21/06/2013 – Riscaldamento radiante in argilla per pareti, soffitti e per pareti inclinate

mattoni d’argilla isolamento acustico sottofondo a secco pannelli d’argilla intonaco d’argilla bioedilizia casaclima klimahouse massetto a secco mattoni d’argilla argilla canna palustre lacustre sottofondi a secco BIOSPLAN 2017 BIOSFLOOR 2017 riscaldamento a pavimento a secco LEO BODNER RADIANT
La Leo Bodner Edilizia Ecologica / Öko Baustoffe è lieta di annunciare alla propria clientela di aver introdotto, nella ns. già vasta gamma di prodotti, un nuovo ed innovativo sistema di riscaldamento radiante in argilla per pareti e soffitti. I pannelli da 22mm in argilla si possono montare su struttura in metallo (tipo cartongesso) o in legno, inserendoli tra i pannelli d´argilla non radianti e sempre da 22mm di spessore. Essi sono progettati appositamente per il risparmio energetico ed ideali in combinazione con collettori solari, pompe di calore ecc. oltre che con riscaldamenti convenzionali. Ci occupiamo noi del calcolo dimensionale / termotecnico. Ovviamente, oltre al risparmio energetico, essi offrono i ben noti vantaggi dell´argilla: regolazione perfetta dell´umiditá garantendo cosí condizioni ambientali ideali, eliminazione di muffe, batteri e quindi allergie (molto spesso vengono scelti da scuole, asili ed Hotel, oltre ad edifici abitativi e uffici), riduzione dell´80% della polvere in casa, enorme inerzia termica e abbattimento acustico. Infatti una volta rasati con apposita argilla essi pesano ca. 33 kg/mq.
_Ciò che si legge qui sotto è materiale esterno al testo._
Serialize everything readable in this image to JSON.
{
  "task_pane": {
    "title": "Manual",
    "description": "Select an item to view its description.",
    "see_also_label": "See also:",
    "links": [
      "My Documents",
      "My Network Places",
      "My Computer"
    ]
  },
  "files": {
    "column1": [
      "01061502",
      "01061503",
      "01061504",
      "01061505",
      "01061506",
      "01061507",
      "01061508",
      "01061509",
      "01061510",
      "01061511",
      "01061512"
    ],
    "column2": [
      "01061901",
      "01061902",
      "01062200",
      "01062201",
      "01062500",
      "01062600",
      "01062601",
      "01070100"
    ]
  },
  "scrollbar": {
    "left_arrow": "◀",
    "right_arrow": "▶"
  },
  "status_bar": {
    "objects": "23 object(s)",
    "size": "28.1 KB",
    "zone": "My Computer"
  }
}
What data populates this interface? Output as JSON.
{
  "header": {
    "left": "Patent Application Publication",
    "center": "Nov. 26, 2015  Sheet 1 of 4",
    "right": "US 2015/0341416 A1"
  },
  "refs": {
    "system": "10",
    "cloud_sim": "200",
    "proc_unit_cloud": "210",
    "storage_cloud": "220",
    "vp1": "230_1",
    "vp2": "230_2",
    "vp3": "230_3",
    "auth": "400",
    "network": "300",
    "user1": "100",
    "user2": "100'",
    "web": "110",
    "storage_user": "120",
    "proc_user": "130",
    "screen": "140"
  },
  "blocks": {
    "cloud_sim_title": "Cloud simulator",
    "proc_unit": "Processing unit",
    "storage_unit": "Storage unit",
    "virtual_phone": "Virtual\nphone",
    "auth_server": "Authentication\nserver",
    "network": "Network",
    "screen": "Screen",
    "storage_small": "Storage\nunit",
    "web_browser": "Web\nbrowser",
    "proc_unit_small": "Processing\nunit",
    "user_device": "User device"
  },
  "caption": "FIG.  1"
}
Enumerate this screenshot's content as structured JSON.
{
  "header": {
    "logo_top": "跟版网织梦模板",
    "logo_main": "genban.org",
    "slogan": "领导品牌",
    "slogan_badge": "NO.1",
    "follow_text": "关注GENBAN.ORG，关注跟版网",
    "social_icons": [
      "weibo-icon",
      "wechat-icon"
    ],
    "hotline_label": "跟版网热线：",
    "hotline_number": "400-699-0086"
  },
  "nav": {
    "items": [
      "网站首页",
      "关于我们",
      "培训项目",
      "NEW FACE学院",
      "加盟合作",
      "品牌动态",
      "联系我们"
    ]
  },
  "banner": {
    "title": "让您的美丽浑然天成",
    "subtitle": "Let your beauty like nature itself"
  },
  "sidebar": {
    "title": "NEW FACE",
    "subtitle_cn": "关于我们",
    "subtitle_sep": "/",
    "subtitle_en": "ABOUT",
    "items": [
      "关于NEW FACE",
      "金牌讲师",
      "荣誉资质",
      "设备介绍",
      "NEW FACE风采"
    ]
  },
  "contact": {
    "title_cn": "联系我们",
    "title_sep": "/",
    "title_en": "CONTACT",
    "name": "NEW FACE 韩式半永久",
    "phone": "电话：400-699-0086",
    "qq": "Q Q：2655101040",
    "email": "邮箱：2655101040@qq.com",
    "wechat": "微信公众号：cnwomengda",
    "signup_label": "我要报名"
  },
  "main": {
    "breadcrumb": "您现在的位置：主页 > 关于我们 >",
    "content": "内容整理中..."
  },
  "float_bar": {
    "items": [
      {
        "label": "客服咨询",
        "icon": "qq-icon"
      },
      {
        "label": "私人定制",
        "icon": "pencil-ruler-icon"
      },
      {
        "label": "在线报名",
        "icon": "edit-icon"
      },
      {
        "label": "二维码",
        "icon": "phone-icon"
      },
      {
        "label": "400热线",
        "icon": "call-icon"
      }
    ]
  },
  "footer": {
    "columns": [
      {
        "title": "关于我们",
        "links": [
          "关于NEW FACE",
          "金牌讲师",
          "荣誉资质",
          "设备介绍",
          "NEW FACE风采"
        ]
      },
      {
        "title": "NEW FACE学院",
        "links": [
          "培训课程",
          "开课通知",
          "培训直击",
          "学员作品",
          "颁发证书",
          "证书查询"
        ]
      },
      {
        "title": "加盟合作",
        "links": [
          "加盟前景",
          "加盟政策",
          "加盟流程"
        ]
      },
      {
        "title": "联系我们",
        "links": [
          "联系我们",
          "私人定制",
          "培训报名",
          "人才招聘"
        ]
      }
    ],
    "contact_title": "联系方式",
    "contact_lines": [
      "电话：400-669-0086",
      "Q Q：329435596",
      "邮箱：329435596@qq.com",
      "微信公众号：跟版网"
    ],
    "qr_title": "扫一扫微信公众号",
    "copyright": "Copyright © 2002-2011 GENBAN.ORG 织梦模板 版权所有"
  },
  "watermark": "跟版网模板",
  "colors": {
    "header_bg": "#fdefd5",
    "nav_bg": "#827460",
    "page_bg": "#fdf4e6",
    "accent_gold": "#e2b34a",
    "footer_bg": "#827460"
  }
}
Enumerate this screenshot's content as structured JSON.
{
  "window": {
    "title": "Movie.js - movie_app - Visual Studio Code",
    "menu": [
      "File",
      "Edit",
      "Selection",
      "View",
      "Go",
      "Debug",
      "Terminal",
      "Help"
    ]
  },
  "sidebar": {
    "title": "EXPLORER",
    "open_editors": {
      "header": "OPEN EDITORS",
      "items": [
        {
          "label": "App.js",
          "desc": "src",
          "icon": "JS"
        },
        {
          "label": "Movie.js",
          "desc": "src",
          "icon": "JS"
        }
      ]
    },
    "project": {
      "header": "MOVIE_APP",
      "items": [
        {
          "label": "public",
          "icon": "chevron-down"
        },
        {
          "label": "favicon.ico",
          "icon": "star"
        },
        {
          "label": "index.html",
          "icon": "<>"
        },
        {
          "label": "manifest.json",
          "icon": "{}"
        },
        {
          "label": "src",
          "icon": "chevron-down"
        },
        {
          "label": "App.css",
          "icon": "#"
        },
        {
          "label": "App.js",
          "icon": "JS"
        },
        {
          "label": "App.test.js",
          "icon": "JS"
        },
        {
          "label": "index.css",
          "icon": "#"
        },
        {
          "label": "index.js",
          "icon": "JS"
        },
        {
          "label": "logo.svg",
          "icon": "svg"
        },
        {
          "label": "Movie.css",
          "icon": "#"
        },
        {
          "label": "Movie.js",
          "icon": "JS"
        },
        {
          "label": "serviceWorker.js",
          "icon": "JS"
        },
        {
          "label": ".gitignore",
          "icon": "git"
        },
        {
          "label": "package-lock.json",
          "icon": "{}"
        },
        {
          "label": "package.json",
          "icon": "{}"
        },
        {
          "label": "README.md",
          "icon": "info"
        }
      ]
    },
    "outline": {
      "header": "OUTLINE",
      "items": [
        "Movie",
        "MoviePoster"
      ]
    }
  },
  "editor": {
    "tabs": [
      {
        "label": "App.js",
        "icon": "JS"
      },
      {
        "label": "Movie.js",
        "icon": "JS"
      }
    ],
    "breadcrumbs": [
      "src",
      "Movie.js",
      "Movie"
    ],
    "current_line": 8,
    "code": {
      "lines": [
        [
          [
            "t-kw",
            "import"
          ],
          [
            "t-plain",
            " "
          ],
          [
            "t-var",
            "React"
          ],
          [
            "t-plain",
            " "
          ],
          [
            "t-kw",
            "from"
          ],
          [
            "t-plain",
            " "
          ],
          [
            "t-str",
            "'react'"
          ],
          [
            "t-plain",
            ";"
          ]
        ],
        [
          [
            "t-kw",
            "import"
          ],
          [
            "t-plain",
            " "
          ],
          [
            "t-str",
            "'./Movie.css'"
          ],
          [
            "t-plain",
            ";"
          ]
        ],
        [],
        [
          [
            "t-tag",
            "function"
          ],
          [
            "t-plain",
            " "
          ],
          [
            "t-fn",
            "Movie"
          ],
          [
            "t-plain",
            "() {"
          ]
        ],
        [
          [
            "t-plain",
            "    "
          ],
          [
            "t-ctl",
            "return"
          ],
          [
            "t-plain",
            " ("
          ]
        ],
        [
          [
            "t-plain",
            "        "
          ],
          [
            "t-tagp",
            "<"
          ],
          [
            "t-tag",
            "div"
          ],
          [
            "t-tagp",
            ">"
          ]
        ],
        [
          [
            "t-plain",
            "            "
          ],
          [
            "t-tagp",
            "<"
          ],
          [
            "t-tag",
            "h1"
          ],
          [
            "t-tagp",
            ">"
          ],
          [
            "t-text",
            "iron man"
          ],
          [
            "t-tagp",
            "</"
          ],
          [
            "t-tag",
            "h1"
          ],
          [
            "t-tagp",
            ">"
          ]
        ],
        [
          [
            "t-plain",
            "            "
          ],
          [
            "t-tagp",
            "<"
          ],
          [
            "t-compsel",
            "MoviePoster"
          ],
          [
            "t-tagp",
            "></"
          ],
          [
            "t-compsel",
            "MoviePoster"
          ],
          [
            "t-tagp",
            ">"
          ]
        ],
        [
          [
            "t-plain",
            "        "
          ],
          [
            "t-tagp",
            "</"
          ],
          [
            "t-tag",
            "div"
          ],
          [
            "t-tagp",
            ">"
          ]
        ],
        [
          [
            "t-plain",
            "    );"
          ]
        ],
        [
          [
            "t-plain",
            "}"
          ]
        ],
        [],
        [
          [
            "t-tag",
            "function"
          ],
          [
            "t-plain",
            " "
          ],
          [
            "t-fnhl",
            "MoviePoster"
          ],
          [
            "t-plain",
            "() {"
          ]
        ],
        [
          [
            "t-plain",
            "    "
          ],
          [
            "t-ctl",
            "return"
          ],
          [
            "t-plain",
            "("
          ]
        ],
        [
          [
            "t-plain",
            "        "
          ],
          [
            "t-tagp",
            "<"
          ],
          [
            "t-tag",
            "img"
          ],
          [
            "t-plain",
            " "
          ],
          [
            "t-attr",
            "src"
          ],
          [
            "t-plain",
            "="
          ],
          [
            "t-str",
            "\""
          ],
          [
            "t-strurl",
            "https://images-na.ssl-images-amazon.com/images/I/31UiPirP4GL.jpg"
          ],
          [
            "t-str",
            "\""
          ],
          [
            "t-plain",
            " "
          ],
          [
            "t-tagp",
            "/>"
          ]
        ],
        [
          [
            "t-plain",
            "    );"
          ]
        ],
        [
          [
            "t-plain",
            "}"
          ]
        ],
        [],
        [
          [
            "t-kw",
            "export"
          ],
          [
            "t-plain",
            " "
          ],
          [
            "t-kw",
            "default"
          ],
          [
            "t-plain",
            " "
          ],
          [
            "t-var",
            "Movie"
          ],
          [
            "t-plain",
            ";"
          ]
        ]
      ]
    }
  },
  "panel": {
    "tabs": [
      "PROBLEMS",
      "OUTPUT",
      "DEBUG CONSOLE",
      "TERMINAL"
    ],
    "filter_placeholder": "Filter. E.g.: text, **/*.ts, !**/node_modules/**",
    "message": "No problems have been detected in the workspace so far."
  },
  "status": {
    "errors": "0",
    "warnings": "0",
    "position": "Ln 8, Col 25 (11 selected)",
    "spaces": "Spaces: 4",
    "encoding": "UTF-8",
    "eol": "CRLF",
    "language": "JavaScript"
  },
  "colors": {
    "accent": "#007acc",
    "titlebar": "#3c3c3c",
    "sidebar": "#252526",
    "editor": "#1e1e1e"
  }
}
VISITATE LA SCHEDA APPOSITA NELLA SEZIONE “PRODOTTI” DEL MENU ORRIZZONTALE DEL NS. SITO

In occasione dell’uscita sul grande schermo del film “La Città ideale”, opera prima di Luigi Lo Cascio come autore oltre che come regista e interprete principale, la ns. azienda é lieta di comunicare di aver partecipato alla scenografia del film in qualitá di consulenti bioedili, di ecologia e sul risparmio energetico. Inoltre diversi ns. prodotti (Biosfloor, riscaldamento a secco Leo Bodner Radiant a bassa inerzia termica, canna palustre, argilla, pitture, colori e trattamenti naturali, fibra di legno) sono stati utilizzati per allestire le scene, in particolare nel cantiere dove il protagonista – il bioarchitetto Michele – si occupa della ristrutturazione.